Yes, better, thank you.
Working my way towards the perfect linctus cocktail, and I haven’t seen
any of my meals over the last 48 hours more than once. It’s been suggested I have something called
‘man flu’, which I must admit I’d never heard of, but it sounds pretty butch, something
to drop into a macho pub conversation alongside par five birdies and twin
turbos.
Anyway, it does free up even more time for reading, which
is how I’ve just finished, at a single interrupted three day sitting, ‘Black
Swan Green’, by David Mitchell. This is
one of those novels that enfolds you in a world that’s always been there
waiting for you, new and surprising even though you’ve known it for years; and
then, when it ends, leaves you there, looking for the way out. In this case, the world of a bullied thirteen
year old boy, suffering from an affliction in a small community, and how he
deals with it. Well, I’ve been
there.
I suppose I was a sickly child. Certainly I had a few serious babyhood
ailments, like whooping cough, and I was always getting colds. So was everyone, of course, but mine were somehow
given credibility by my chilblains. A
cold and an outbreak of chilblains, in the winter, would suffice to get me off
CCF drill days; I’m not sure what I used in the summer. Stomach aches, probably. Of course, whilst adults – parents, teachers
– were easily fooled by these tactics, my peers saw through it, so I was, for a
year or more, setting myself up as a natural victim, allowing this blanket of
identity to be woven and wrapped round me by other people.
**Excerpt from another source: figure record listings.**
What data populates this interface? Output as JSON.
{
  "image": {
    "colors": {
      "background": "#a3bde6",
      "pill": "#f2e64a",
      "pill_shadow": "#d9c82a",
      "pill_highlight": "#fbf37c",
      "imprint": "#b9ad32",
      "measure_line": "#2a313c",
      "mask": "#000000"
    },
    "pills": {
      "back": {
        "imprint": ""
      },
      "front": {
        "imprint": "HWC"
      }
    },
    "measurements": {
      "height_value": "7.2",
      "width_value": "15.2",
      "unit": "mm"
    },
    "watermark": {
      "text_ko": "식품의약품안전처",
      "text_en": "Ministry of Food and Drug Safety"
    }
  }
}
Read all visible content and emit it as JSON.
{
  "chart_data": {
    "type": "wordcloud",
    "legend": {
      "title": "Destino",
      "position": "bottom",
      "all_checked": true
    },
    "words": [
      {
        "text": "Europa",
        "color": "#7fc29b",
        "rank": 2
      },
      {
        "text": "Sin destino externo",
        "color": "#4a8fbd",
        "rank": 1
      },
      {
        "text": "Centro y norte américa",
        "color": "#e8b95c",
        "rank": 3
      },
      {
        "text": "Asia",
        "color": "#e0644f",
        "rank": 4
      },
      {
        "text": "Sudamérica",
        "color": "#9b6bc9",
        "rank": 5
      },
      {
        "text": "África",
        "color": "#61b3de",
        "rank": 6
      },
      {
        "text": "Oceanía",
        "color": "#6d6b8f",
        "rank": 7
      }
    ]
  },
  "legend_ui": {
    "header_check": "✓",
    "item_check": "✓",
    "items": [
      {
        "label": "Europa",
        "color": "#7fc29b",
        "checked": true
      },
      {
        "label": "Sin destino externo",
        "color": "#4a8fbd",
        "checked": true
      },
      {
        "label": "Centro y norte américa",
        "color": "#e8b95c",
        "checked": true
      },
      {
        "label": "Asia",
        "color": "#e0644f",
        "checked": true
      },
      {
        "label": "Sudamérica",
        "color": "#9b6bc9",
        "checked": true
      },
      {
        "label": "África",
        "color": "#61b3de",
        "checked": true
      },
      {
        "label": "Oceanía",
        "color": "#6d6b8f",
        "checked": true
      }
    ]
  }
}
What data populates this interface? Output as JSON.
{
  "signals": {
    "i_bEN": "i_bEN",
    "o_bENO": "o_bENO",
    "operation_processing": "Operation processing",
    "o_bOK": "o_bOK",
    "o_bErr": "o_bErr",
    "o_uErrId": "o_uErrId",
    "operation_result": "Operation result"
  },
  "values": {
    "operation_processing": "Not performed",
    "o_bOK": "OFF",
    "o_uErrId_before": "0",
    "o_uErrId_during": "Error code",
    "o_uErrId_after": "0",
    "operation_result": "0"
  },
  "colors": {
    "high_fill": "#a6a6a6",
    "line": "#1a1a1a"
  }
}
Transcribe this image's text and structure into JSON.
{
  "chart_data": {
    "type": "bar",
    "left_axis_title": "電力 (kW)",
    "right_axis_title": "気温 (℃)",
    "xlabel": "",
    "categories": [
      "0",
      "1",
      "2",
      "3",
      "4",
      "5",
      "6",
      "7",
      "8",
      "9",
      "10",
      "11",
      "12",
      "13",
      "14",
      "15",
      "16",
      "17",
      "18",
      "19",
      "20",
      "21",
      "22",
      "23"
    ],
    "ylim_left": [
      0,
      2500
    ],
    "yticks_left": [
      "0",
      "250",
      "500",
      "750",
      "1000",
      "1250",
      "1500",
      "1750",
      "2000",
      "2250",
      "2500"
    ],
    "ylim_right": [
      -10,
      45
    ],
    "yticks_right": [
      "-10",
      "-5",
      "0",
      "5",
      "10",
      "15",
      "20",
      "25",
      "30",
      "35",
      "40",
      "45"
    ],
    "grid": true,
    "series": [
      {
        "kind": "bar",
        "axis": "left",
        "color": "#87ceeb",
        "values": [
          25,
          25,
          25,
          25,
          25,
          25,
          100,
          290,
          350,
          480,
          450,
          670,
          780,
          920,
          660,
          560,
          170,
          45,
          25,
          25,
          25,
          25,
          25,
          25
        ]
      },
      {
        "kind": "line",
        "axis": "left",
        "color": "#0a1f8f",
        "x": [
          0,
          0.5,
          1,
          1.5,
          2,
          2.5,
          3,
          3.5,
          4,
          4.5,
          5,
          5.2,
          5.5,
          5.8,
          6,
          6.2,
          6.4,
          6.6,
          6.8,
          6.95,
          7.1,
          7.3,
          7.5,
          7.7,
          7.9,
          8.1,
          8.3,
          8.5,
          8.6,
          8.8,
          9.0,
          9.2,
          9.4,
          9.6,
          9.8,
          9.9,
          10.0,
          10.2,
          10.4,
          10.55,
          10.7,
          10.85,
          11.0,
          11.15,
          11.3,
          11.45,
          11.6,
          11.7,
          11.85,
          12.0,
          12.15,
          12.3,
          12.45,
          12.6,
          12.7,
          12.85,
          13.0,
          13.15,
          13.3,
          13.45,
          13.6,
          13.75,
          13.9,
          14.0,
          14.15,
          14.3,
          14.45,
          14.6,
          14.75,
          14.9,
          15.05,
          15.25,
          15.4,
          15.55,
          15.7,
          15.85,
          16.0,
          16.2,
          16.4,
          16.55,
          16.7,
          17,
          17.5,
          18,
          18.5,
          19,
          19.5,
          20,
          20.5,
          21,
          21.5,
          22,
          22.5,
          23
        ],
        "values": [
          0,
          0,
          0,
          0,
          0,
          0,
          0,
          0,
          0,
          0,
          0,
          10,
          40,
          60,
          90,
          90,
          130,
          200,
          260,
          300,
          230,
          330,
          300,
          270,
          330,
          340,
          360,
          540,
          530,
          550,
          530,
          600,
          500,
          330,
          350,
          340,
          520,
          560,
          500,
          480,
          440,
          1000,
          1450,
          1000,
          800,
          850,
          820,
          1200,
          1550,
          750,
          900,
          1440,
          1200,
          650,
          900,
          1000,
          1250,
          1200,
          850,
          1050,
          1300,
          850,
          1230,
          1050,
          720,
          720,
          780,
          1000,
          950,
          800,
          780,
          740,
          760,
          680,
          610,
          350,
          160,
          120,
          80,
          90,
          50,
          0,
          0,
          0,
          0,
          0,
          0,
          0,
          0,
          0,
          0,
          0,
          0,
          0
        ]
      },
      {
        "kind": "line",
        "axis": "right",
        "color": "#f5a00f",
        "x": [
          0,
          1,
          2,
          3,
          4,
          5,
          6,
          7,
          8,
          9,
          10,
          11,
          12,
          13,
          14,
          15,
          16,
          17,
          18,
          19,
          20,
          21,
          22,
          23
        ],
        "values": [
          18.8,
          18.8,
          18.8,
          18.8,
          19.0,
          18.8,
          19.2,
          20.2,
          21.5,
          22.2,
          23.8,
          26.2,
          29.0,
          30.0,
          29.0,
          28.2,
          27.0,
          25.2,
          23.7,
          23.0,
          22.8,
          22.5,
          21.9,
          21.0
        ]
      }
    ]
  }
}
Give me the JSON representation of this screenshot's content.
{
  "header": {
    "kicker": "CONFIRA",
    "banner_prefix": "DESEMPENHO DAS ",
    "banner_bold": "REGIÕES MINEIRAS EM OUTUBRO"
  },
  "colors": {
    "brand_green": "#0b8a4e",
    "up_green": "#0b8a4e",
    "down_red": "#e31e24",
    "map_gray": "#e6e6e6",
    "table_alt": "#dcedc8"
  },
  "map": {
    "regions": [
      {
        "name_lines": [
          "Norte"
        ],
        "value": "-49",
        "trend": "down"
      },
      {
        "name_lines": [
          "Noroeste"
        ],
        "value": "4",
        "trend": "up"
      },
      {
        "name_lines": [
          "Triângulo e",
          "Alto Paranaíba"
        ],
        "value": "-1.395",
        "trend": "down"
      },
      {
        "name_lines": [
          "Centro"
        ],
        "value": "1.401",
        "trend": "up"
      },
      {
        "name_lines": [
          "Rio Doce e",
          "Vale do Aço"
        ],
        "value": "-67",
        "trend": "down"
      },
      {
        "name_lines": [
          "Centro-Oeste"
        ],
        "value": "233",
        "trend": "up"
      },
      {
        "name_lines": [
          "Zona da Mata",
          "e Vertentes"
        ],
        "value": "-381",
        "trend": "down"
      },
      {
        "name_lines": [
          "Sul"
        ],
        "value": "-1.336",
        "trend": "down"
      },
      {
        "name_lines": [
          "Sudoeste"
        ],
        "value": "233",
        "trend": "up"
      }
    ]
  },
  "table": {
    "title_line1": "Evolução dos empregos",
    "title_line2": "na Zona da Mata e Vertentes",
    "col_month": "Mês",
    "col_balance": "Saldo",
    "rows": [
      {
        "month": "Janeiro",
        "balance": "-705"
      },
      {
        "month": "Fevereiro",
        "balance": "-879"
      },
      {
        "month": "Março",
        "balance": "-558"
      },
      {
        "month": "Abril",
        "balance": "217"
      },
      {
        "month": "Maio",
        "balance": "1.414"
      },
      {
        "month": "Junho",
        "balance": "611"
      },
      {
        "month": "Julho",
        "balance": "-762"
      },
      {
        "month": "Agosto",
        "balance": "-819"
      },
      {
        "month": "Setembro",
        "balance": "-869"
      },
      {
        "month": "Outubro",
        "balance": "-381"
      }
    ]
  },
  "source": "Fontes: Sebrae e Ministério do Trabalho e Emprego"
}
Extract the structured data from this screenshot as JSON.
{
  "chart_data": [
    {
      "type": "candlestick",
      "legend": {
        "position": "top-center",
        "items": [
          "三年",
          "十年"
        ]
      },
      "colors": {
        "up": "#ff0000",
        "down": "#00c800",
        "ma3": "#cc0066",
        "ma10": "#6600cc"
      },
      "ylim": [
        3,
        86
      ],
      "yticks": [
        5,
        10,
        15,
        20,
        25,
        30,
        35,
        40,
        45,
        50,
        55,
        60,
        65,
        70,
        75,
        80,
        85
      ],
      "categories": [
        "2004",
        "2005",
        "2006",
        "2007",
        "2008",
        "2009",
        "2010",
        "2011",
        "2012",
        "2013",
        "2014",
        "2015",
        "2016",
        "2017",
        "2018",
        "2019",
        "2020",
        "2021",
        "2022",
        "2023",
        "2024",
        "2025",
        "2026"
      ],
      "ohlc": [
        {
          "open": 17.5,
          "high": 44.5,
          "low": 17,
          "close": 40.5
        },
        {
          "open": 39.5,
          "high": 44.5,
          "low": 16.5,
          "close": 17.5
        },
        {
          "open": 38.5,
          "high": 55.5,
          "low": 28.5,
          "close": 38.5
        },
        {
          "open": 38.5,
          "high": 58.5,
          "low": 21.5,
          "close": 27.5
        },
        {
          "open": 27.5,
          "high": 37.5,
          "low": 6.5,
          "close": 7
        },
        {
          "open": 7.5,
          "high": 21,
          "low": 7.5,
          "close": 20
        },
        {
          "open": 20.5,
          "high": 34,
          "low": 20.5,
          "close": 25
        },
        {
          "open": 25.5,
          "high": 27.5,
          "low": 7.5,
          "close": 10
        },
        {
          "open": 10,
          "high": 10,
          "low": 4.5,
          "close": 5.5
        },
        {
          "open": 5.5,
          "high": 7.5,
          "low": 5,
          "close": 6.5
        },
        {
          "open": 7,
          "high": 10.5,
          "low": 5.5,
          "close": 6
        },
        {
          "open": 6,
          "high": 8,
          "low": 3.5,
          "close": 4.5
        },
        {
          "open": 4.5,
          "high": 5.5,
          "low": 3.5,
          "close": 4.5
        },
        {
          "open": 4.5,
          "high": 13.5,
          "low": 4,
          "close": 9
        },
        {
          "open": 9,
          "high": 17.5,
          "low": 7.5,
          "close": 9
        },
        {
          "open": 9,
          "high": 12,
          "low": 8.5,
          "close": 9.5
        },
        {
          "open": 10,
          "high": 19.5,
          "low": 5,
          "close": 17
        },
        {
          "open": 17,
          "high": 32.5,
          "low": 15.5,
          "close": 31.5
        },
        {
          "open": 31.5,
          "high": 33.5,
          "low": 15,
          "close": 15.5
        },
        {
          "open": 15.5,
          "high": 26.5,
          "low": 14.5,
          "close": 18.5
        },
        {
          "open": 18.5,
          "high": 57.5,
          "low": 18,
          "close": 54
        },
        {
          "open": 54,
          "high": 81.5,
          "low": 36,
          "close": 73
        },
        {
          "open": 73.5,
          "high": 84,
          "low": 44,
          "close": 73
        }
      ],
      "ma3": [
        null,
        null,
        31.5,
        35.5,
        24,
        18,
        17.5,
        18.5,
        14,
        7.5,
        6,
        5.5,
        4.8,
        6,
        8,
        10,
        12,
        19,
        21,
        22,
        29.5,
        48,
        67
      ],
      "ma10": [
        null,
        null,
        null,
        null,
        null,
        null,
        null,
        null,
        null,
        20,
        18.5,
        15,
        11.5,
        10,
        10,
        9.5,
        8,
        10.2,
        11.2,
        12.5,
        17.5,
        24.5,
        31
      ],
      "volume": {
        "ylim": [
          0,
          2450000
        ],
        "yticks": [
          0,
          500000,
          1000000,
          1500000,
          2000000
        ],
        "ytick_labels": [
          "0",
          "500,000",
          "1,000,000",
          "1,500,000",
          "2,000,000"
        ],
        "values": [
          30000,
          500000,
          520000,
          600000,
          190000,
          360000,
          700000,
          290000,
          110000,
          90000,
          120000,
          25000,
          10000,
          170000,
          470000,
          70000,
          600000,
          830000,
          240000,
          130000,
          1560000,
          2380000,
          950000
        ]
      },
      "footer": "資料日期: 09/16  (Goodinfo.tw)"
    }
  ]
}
You don’t realise this sort of thing is
happening, until something jolts you into suddenly feeling the weight of the
blanket. I clearly remember being ordered
by a master, with an expression of disgust, to go and wash my hands; a nudge
from the boy next to me (“Tell him!”);
and explaining that I wasn’t allowed to.
And the strange feeling of empowerment the teacher’s embarrassed apology
gave me.
Lonnie Donegan rescued me. Learning to play the guitar cured the
chilblains; performing in a skiffle group, which you can’t do under a blanket, took
care of the rest. (Except the colds.)